One day, I saw Sohn Jung-son, a former South Korean POW, his wife, his son, who was about 15 years old, and his 10 year old daughter here because of political remarks Sohn had made. Obviously, they did not know that they were going to be killed as they talked and laughed in the beginning. I was there with guards. I was able to watch the whole process of human biological experimentation from the start, over the shoulders of the fully armed guards. The family sat on stools in a glass chamber. They reminded me of specimen in an alcohol bottle. I saw gas flowing into the glass chamber from the ceiling. As the gas touched the skin of the young ones, they said something to their parents as the pain obviously began to intensify. They began to beat their hearts, struggling and banging the glass wall for help. The scene is still so vivid to me today -- up to the last moment, the parents embraced their children to protect them from the gas and tried to supply oxygen into the mouths of their children with their own breathe, all while in such excruciating pain themselves. This is what I saw personally with my own two eyes as a witness of history to the human biological experimentation in North Korea. Shamefully, I thought at the time that anti-revolutionary and anti-party elements deserve such a death. Today, I am doomed to remember the scene for the rest of my life with a horribly guilty conscience, pain in my heart and feelings of deep remorse for them.

Ladies and Gentlemen, you cannot find anywhere in the world today any government as criminal as North Korea.
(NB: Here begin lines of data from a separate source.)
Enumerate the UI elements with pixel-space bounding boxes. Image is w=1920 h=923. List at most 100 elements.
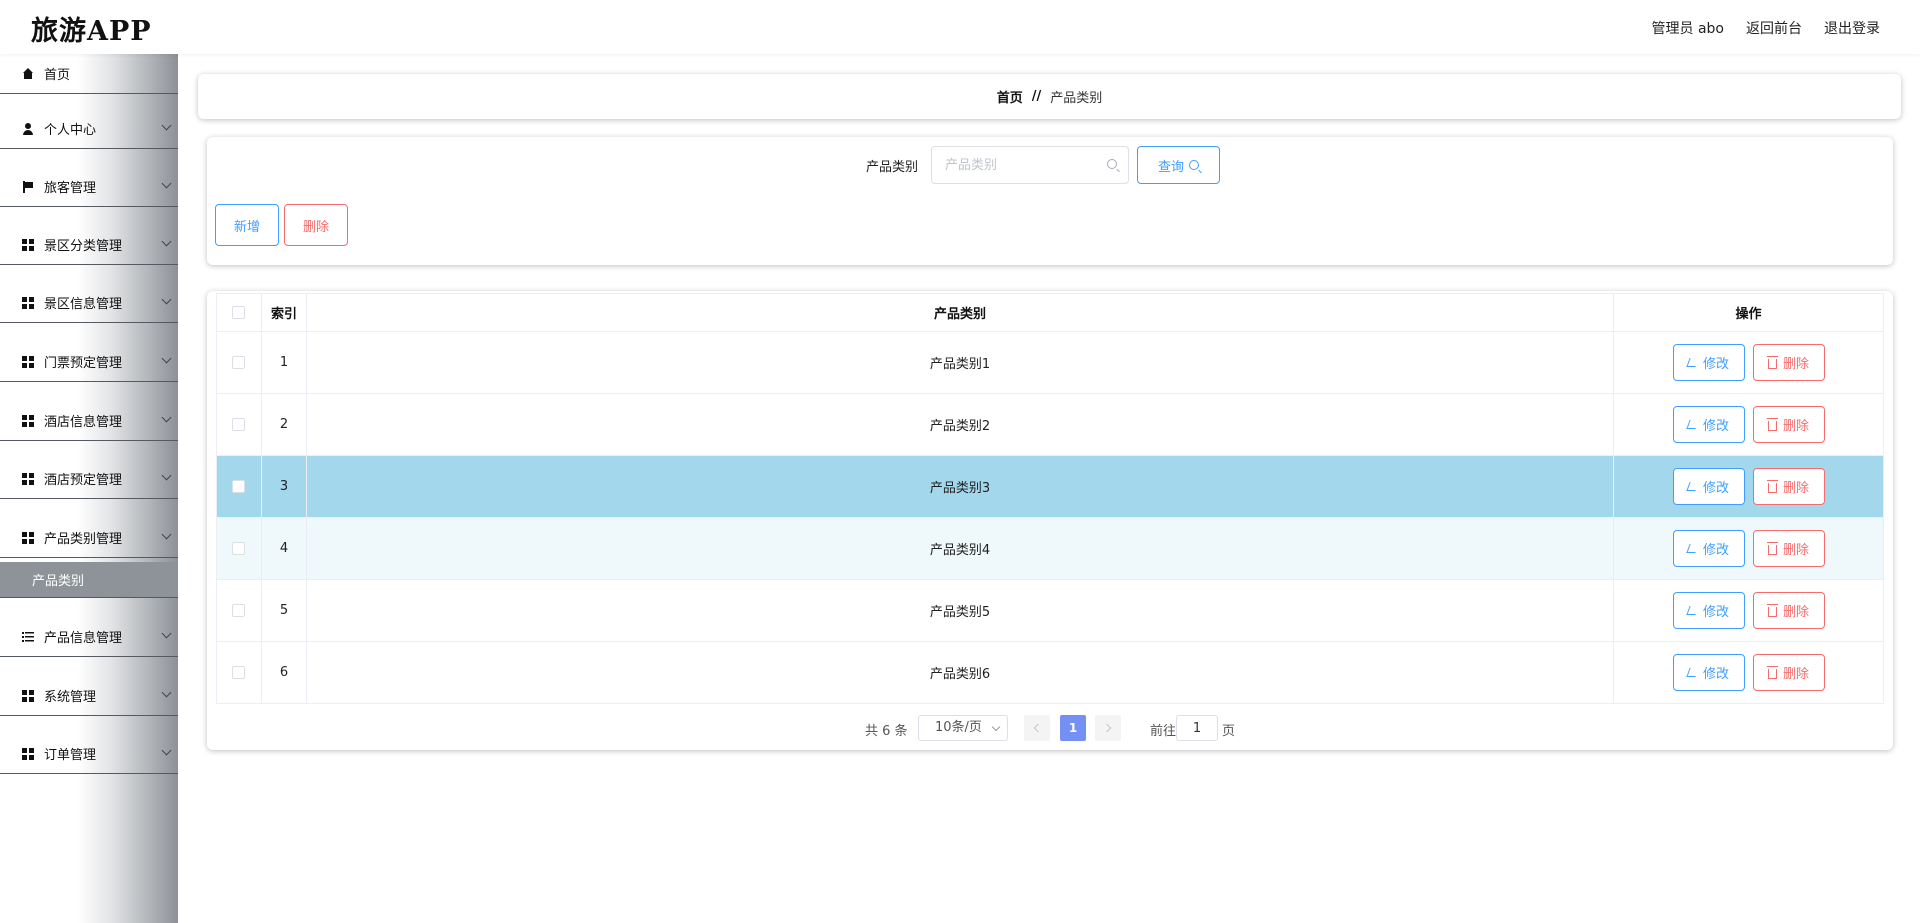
- chevron-down-icon: [161, 470, 172, 481]
- delete-button-label: 删除: [1783, 543, 1810, 558]
- sidebar-item-label: 产品信息管理: [44, 631, 123, 646]
- breadcrumb-home[interactable]: 首页: [997, 87, 1023, 106]
- delete-button[interactable]: 删除: [1752, 344, 1825, 381]
- row-select-cell: [216, 641, 262, 704]
- row-checkbox[interactable]: [232, 356, 246, 369]
- row-category: 产品类别5: [305, 579, 1615, 642]
- breadcrumb-separator: //: [1031, 89, 1042, 104]
- row-checkbox[interactable]: [232, 604, 246, 617]
- sidebar-item-ticket-booking[interactable]: 门票预定管理: [0, 342, 178, 382]
- sidebar-item-scenic-info[interactable]: 景区信息管理: [0, 283, 178, 323]
- row-category: 产品类别4: [305, 517, 1615, 580]
- row-actions: 修改 删除: [1613, 393, 1884, 456]
- edit-button-label: 修改: [1703, 667, 1730, 682]
- admin-username: 管理员 abo: [1651, 21, 1724, 37]
- table-row: 2 产品类别2 修改 删除: [216, 393, 1884, 456]
- sidebar-item-hotel-info[interactable]: 酒店信息管理: [0, 401, 178, 441]
- sidebar-subitem-product-category[interactable]: 产品类别: [0, 562, 178, 598]
- pagination: 共 6 条 10条/页 1 前往 页: [207, 715, 1893, 741]
- sidebar-item-label: 旅客管理: [44, 181, 97, 196]
- add-button[interactable]: 新增: [215, 204, 279, 246]
- logout-link[interactable]: 退出登录: [1824, 18, 1880, 38]
- select-all-checkbox[interactable]: [232, 306, 246, 319]
- batch-delete-button[interactable]: 删除: [284, 204, 348, 246]
- row-actions: 修改 删除: [1613, 517, 1884, 580]
- trash-icon: [1767, 541, 1778, 555]
- edit-button[interactable]: 修改: [1672, 592, 1745, 629]
- row-checkbox[interactable]: [232, 542, 246, 555]
- search-panel: 产品类别 查询 新增 删除: [207, 137, 1893, 265]
- sidebar-item-label: 酒店预定管理: [44, 473, 123, 488]
- sidebar-item-traveler-management[interactable]: 旅客管理: [0, 167, 178, 207]
- sidebar-item-label: 首页: [44, 68, 71, 83]
- row-actions: 修改 删除: [1613, 579, 1884, 642]
- header-actions: 管理员 abo 返回前台 退出登录: [1652, 18, 1880, 38]
- row-index: 6: [260, 641, 307, 704]
- sidebar-item-scenic-category[interactable]: 景区分类管理: [0, 225, 178, 265]
- page-size-select[interactable]: 10条/页: [918, 715, 1008, 741]
- chevron-down-icon: [161, 236, 172, 247]
- edit-button[interactable]: 修改: [1672, 654, 1745, 691]
- delete-button[interactable]: 删除: [1752, 654, 1825, 691]
- sidebar-item-orders[interactable]: 订单管理: [0, 734, 178, 774]
- row-index: 1: [260, 331, 307, 394]
- edit-icon: [1686, 420, 1699, 429]
- sidebar-item-product-info[interactable]: 产品信息管理: [0, 617, 178, 657]
- row-checkbox[interactable]: [232, 666, 246, 679]
- flag-icon: [22, 180, 34, 193]
- row-category: 产品类别6: [305, 641, 1615, 704]
- edit-button-label: 修改: [1703, 481, 1730, 496]
- row-checkbox[interactable]: [232, 480, 246, 493]
- table-row: 4 产品类别4 修改 删除: [216, 517, 1884, 580]
- trash-icon: [1767, 665, 1778, 679]
- delete-button[interactable]: 删除: [1752, 592, 1825, 629]
- sidebar-item-personal-center[interactable]: 个人中心: [0, 109, 178, 149]
- delete-button[interactable]: 删除: [1752, 530, 1825, 567]
- sidebar-item-system[interactable]: 系统管理: [0, 676, 178, 716]
- search-input[interactable]: [931, 146, 1129, 184]
- sidebar-item-label: 产品类别管理: [44, 532, 123, 547]
- sidebar-item-label: 酒店信息管理: [44, 415, 123, 430]
- edit-button[interactable]: 修改: [1672, 468, 1745, 505]
- header-actions: 操作: [1613, 293, 1884, 332]
- row-select-cell: [216, 455, 262, 518]
- prev-page-button[interactable]: [1024, 715, 1050, 741]
- sidebar-item-home[interactable]: 首页: [0, 54, 178, 94]
- row-category: 产品类别3: [305, 455, 1615, 518]
- row-actions: 修改 删除: [1613, 331, 1884, 394]
- back-to-front-link[interactable]: 返回前台: [1746, 18, 1802, 38]
- grid-icon: [22, 238, 34, 251]
- chevron-down-icon: [161, 353, 172, 364]
- chevron-down-icon: [161, 628, 172, 639]
- delete-button-label: 删除: [1783, 481, 1810, 496]
- row-index: 2: [260, 393, 307, 456]
- grid-icon: [22, 472, 34, 485]
- list-icon: [22, 630, 34, 643]
- edit-button-label: 修改: [1703, 605, 1730, 620]
- edit-button[interactable]: 修改: [1672, 406, 1745, 443]
- row-actions: 修改 删除: [1613, 641, 1884, 704]
- query-button[interactable]: 查询: [1137, 146, 1220, 184]
- search-icon: [1107, 159, 1117, 169]
- table-row: 6 产品类别6 修改 删除: [216, 641, 1884, 704]
- sidebar-item-hotel-booking[interactable]: 酒店预定管理: [0, 459, 178, 499]
- edit-button-label: 修改: [1703, 419, 1730, 434]
- row-select-cell: [216, 331, 262, 394]
- grid-icon: [22, 531, 34, 544]
- grid-icon: [22, 689, 34, 702]
- edit-button[interactable]: 修改: [1672, 530, 1745, 567]
- next-page-button[interactable]: [1095, 715, 1121, 741]
- trash-icon: [1767, 603, 1778, 617]
- edit-button[interactable]: 修改: [1672, 344, 1745, 381]
- sidebar-subitem-label: 产品类别: [32, 574, 85, 589]
- home-icon: [22, 67, 34, 80]
- table-panel: 索引 产品类别 操作 1 产品类别1 修改 删除 2 产品类别2 修改 删除 3…: [207, 291, 1893, 750]
- header-index: 索引: [260, 293, 307, 332]
- user-icon: [22, 122, 34, 135]
- page-jump-input[interactable]: [1176, 715, 1218, 741]
- delete-button[interactable]: 删除: [1752, 406, 1825, 443]
- sidebar-item-product-category[interactable]: 产品类别管理: [0, 518, 178, 558]
- row-checkbox[interactable]: [232, 418, 246, 431]
- page-number-1[interactable]: 1: [1060, 715, 1086, 741]
- delete-button[interactable]: 删除: [1752, 468, 1825, 505]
Even today and at this moment, the most shocking crimes against humanity are perpetrated in North Korea.

There has been an abundance of first-hand accounts, testimonies and reports about the North Korean crimes against humanity by so many North Korean defectors in South Korea. It is so saddening that South Koreans refuse to trust them and believe their reports to be grossly emotional, biased and overstated. Rather, they want to believe what the North Korean regime says, arguing that as a legitimate government, they could never commit such atrocities. Human rights are the core of democracy. Accepting human rights is a poison for dictatorship.

Defense of human rights in North Korea is much more important than preventing the development of nuclear weapons and missiles. Let us try to inform the world of the most hideous crimes against humanity in North Korea. Please help us until the day when the secret concentrations camps are dismantled and there are no more political prisoners in North Korea. Thank you.